Enter Damian, a new vampire who works for Nightwing attacking these innocent folks. We soon learn Damian is a hunter for Nightwing who is tasked with bringing in heroes and humans. If you didn’t read the first six issues of the main series you also learn Nightwing is the ruler of all vampires, although that’s reserved as a kind of surprise making this issue work on its own to some extent.
The Batman characters were a highlight in previous issues of the main series and it’s nice to see a few of them get extra time here. Damian and Alfred are written well and their new mission makes sense. This issue ends up feeling important for that reason.
The main point of this issue deals with the messy place Nightwing left the bat family. Namely, he massacred most of them and ripped out Batman’s heart. Damian takes that personally, and we soon see even as a vampire Damian does everything to the beat of his own drum.
Rosenberg could have played this out in a way that makes Nightwing truly pure evil–he certainly came off that way in the last issue–but he thankfully adds a bit of nuance to him. He’s still himself to some extent. Nightwing fans will likely cry foul at the fact that Damian holds onto his humanity and Nightwing goes to the dark side, but the split of these “brothers” going different ways works narratively.
This issue does fall prey to limited page count. Surprise twists are predicated on characters knowing things while drama depends on what we do or do not know. It’s also a bit callous with how it treats heroes who are revealed here. I guess they all either died or were turned into vampires, but that’s not on the page.
Art by Googe is good with a cartoony look and feel when it comes to the heroes, but a realistic grizzled look for characters like Alfred or Nightwing. Black Mask in particular looks a bit goofy and too animated as well as Damian due to his mask and red eyes.
Design-wise, Nightwing has a cool leather costume that suits his new vampire role. An escape action sequence is a major highlight with Robin going Oldboy through hallways and then down flights of stairs. The way Googe draws the panels is exciting and interesting to look at.

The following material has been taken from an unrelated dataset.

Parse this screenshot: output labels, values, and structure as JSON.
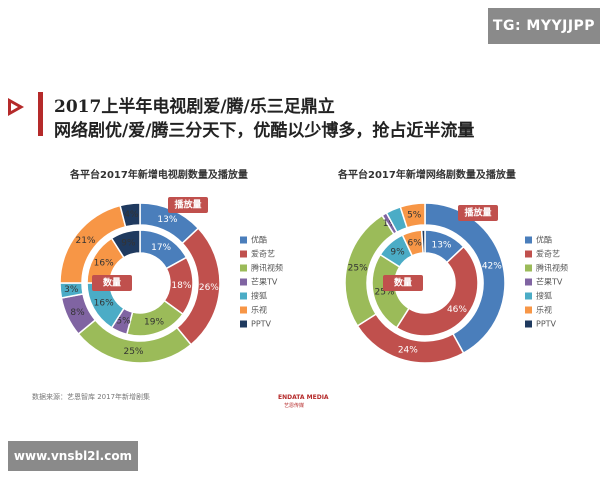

DC vs. Vampires: Hunters is the very definition of what makes a tie-in good. It’s not some cash-grab, but serves to flesh out characters and their storylines while adding new insights into the main villain. It’s also not 100% necessary to the main series, at least it doesn’t seem to be, so fans can choose to skip it too. Humanizing villains is always important and this issue does that, while also keeping Damian Wayne fanboys fed.